The kernel has access to 'everything', so when there is memory pressure:

Find the process to bully, preferably one that is growing the fastest or uses the most memory. If it has a process swap file, skip to step 4.
Find a FS that has, mmm, 10x more free space than memory requested and at least 10% available.
Create a contiguous swap file on that FS for the selected process, at 4x the requested space.
Page out (2x requested memory) of the process to its swap file, then complete the memory request.
Going forward, when that process wants more RAM, grow its swap space as needed and page more of it out.

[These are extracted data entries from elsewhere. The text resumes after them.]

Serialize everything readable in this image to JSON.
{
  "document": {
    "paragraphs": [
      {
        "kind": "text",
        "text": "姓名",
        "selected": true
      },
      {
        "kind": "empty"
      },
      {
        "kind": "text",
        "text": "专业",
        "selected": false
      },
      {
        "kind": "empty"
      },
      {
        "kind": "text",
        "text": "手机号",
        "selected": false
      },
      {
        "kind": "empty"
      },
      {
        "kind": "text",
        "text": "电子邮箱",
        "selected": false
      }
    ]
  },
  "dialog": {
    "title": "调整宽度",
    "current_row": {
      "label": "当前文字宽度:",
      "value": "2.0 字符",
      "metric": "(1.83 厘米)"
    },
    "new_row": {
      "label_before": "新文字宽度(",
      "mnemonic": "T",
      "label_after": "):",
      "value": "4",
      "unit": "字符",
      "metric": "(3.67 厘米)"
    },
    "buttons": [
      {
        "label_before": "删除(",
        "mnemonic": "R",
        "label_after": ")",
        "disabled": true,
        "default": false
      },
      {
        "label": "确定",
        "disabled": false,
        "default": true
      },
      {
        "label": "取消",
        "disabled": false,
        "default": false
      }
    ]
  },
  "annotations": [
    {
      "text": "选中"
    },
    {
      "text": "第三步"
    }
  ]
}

When memory pressure eases, page other processes back in from their swap files as needed.
If a process' swap file hasn't been read from or written to for a minute or five and is (nearly) empty (basically use-once code/data and not much of anything else), migrate the contents to the system swap and remove the process' swap file.
When the process exits, clear and delete all of the swap spaces attached to it.

Per-process swap space could solve several problems. The whole system wouldn't necessarily slow down because one process is using tremendous amounts of memory and disk caching would be less affected. Huge processes would largely affect only themselves.